# Fire worry, might be urgent, but hopefully not



## Budgiecat2 (Aug 6, 2020)

So there are severe wildfires near where I live. We are currently not in the evacuation zone but there’s still a small possibility that we could be. If so I have three budgies, two females and a old male. They are in separate cages. If I have the need to evacuate, should I all put them into the same carrying cage? 
Thank you


----------



## StarlingWings (Mar 15, 2013)

You don’t happen to live in Colorado, do you? 🤭 I’m from the same area where the fires are burning there right now and my family says it’s pretty serious. 

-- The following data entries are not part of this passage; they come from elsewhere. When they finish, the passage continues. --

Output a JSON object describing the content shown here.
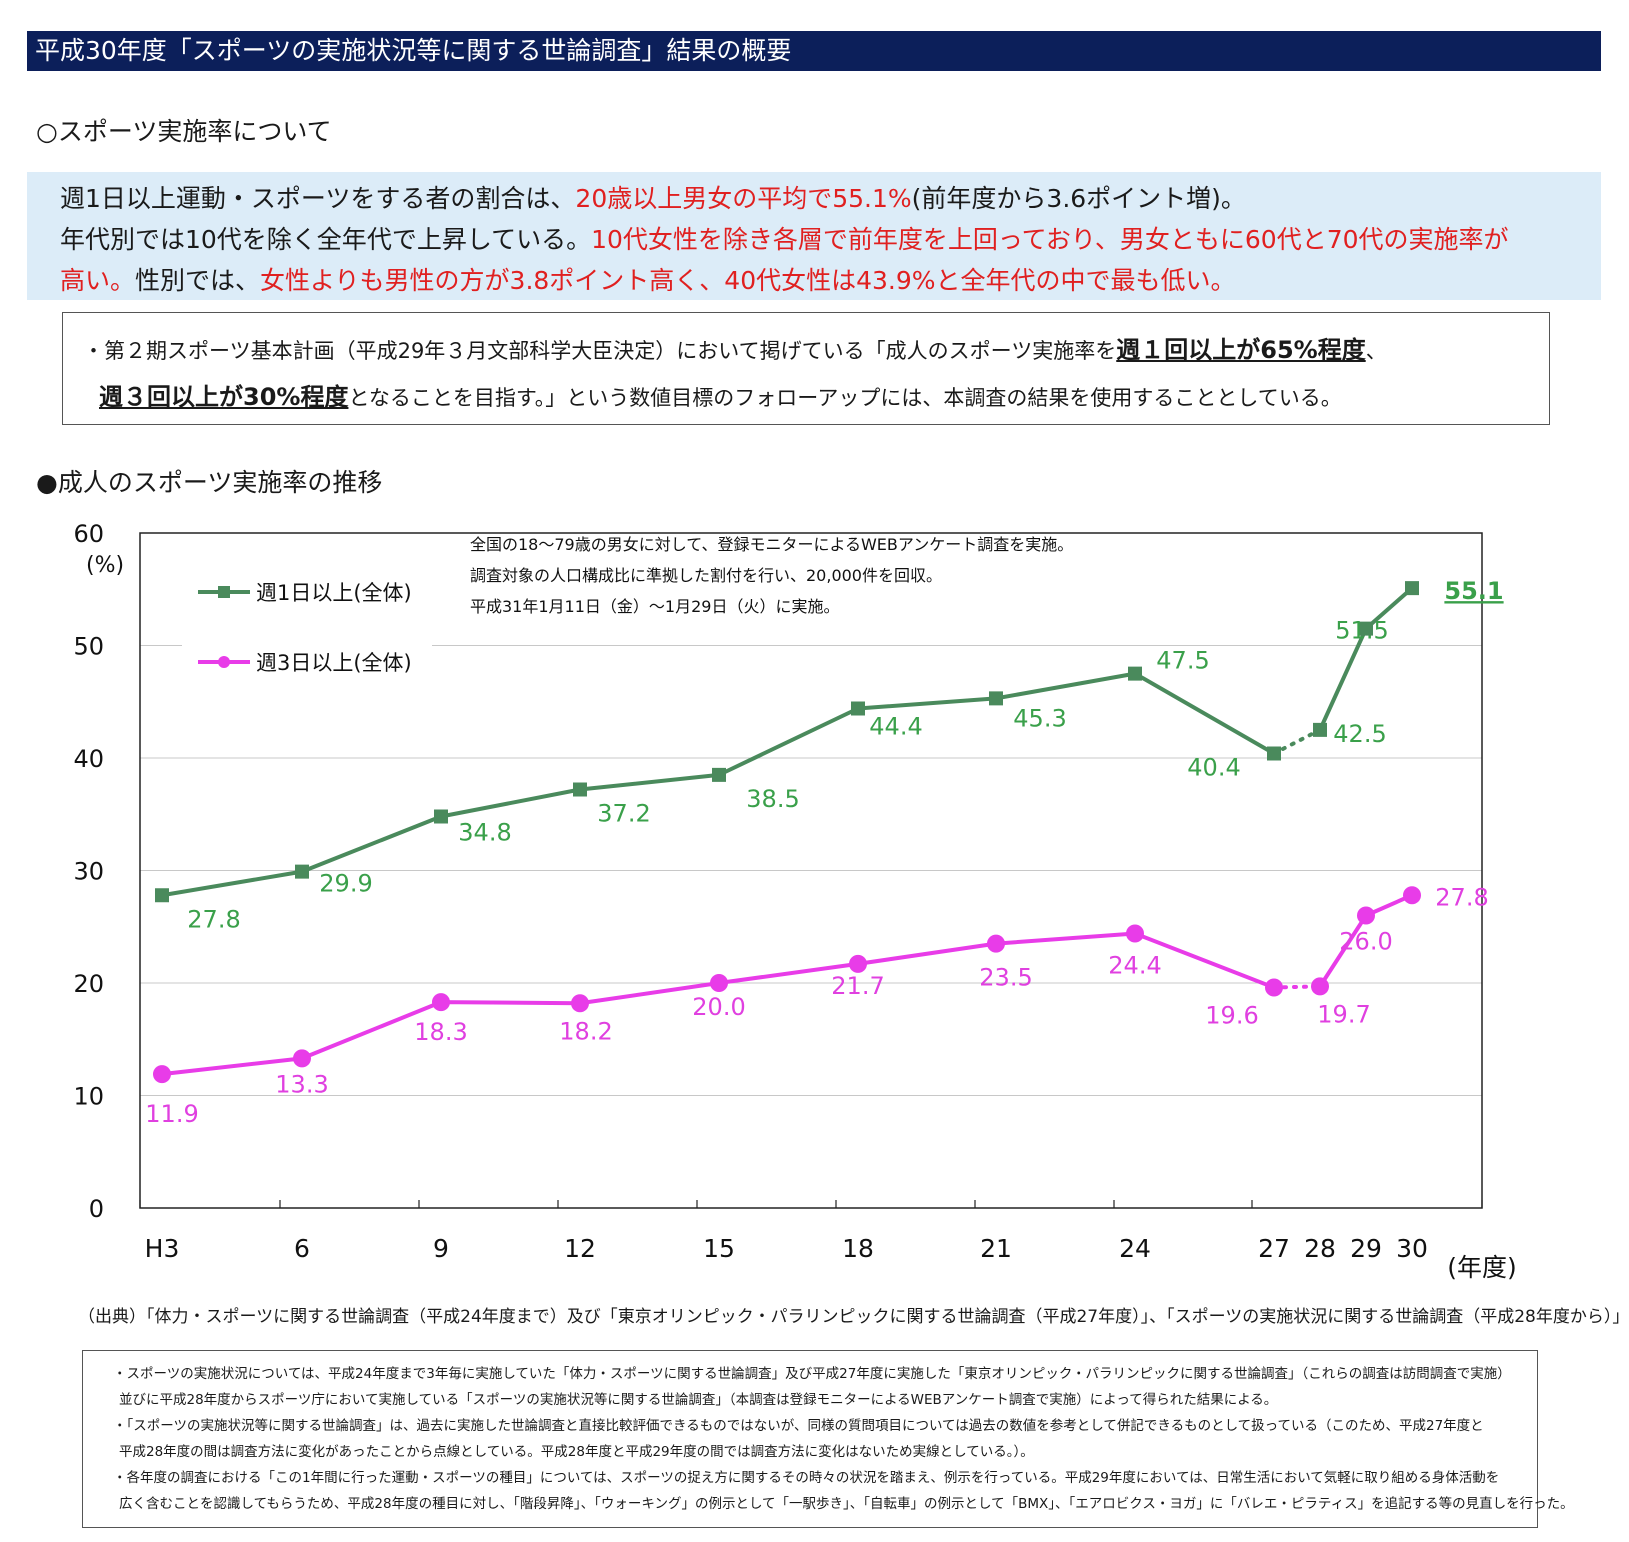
{
  "header": {
    "title": "平成30年度「スポーツの実施状況等に関する世論調査」結果の概要"
  },
  "section1": {
    "heading": "○スポーツ実施率について"
  },
  "summary": {
    "l1a": "週1日以上運動・スポーツをする者の割合は、",
    "l1b": "20歳以上男女の平均で55.1%",
    "l1c": "(前年度から3.6ポイント増)。",
    "l2a": "年代別では10代を除く全年代で上昇している。",
    "l2b": "10代女性を除き各層で前年度を上回っており、男女ともに60代と70代の実施率が",
    "l3a": "高い。",
    "l3b": "性別では、",
    "l3c": "女性よりも男性の方が3.8ポイント高く、40代女性は43.9%と全年代の中で最も低い。"
  },
  "goal": {
    "a": "・第２期スポーツ基本計画（平成29年３月文部科学大臣決定）において掲げている「成人のスポーツ実施率を",
    "b": "週１回以上が65%程度",
    "c": "、",
    "d": "週３回以上が30%程度",
    "e": "となることを目指す。」という数値目標のフォローアップには、本調査の結果を使用することとしている。"
  },
  "section2": {
    "heading": "●成人のスポーツ実施率の推移"
  },
  "chart_data": {
    "type": "line",
    "ylabel": "(%)",
    "xlabel": "(年度)",
    "ylim": [
      0,
      60
    ],
    "yticks": [
      0,
      10,
      20,
      30,
      40,
      50,
      60
    ],
    "x": [
      "H3",
      "6",
      "9",
      "12",
      "15",
      "18",
      "21",
      "24",
      "27",
      "28",
      "29",
      "30"
    ],
    "grid": true,
    "legend_position": "top-left",
    "note_lines": [
      "全国の18～79歳の男女に対して、登録モニターによるWEBアンケート調査を実施。",
      "調査対象の人口構成比に準拠した割付を行い、20,000件を回収。",
      "平成31年1月11日（金）～1月29日（火）に実施。"
    ],
    "series": [
      {
        "name": "週1日以上(全体)",
        "color": "#4a8a5c",
        "label_color": "#3aa04a",
        "marker": "square",
        "values": [
          27.8,
          29.9,
          34.8,
          37.2,
          38.5,
          44.4,
          45.3,
          47.5,
          40.4,
          42.5,
          51.5,
          55.1
        ],
        "labels": [
          "27.8",
          "29.9",
          "34.8",
          "37.2",
          "38.5",
          "44.4",
          "45.3",
          "47.5",
          "40.4",
          "42.5",
          "51.5",
          "55.1"
        ]
      },
      {
        "name": "週3日以上(全体)",
        "color": "#e83ce8",
        "label_color": "#e040e0",
        "marker": "circle",
        "values": [
          11.9,
          13.3,
          18.3,
          18.2,
          20.0,
          21.7,
          23.5,
          24.4,
          19.6,
          19.7,
          26.0,
          27.8
        ],
        "labels": [
          "11.9",
          "13.3",
          "18.3",
          "18.2",
          "20.0",
          "21.7",
          "23.5",
          "24.4",
          "19.6",
          "19.7",
          "26.0",
          "27.8"
        ]
      }
    ],
    "dotted_segment": [
      "27",
      "28"
    ]
  },
  "source": {
    "text": "（出典）「体力・スポーツに関する世論調査（平成24年度まで）及び「東京オリンピック・パラリンピックに関する世論調査（平成27年度）」、「スポーツの実施状況に関する世論調査（平成28年度から）」"
  },
  "notes": {
    "n1": "・スポーツの実施状況については、平成24年度まで3年毎に実施していた「体力・スポーツに関する世論調査」及び平成27年度に実施した「東京オリンピック・パラリンピックに関する世論調査」（これらの調査は訪問調査で実施）",
    "n2": "並びに平成28年度からスポーツ庁において実施している「スポーツの実施状況等に関する世論調査」（本調査は登録モニターによるWEBアンケート調査で実施）によって得られた結果による。",
    "n3": "・「スポーツの実施状況等に関する世論調査」は、過去に実施した世論調査と直接比較評価できるものではないが、同様の質問項目については過去の数値を参考として併記できるものとして扱っている（このため、平成27年度と",
    "n4": "平成28年度の間は調査方法に変化があったことから点線としている。平成28年度と平成29年度の間では調査方法に変化はないため実線としている。）。",
    "n5": "・各年度の調査における「この1年間に行った運動・スポーツの種目」については、スポーツの捉え方に関するその時々の状況を踏まえ、例示を行っている。平成29年度においては、日常生活において気軽に取り組める身体活動を",
    "n6": "広く含むことを認識してもらうため、平成28年度の種目に対し、「階段昇降」、「ウォーキング」の例示として「一駅歩き」、「自転車」の例示として「BMX」、「エアロビクス・ヨガ」に「バレエ・ピラティス」を追記する等の見直しを行った。"
  }
}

Is there a reason all birds are separated (i.e due to not getting along, fighting)? If not, and assuming none of them are in quarantine, if you have to evacuate quickly, one carrying cage is fine. If they don’t get along or it could be worse to have them together, then separate cages may have to be the answer. However this also depends on how much time you have after they tell you to evacuate, in the case that this unfortunate event happens. 

I’m hoping you don’t have to do so!! In the end the first priority is getting everyone out as fast and as safely as possible regardless of the arrangement.


----------



## Cody (Sep 5, 2013)

I saw the fires in Colorado on the news, how frightening! Hopefully you will not have to leave but I would have things ready just in case so you don't have to scramble around last minute.


----------



## Budgiecat2 (Aug 6, 2020)

Yep, Colorado. Hopefully it’s dying down now. Ya just wondering, in case the worst happens I want to be prepared.


----------



## StarlingWings (Mar 15, 2013)

Stay safe 💜 I hope the fires are subdued quickly.


----------



## BudgieFan16 (Sep 25, 2021)

In an emergency, you go to do what you got to do. As Cody says, prep before hand to save time later.


----------



## wmcburke (Sep 30, 2021)

The reports from Colorado continue to be terrifying. Stay safe and do check in when you can.


----------



## Budgiecat2 (Aug 6, 2020)

Just a update, we are fine, the fire didn’t spread to our house


----------



## FaeryBee (May 9, 2011)

*Thank you for the update! I'm glad you are all safe.*


----------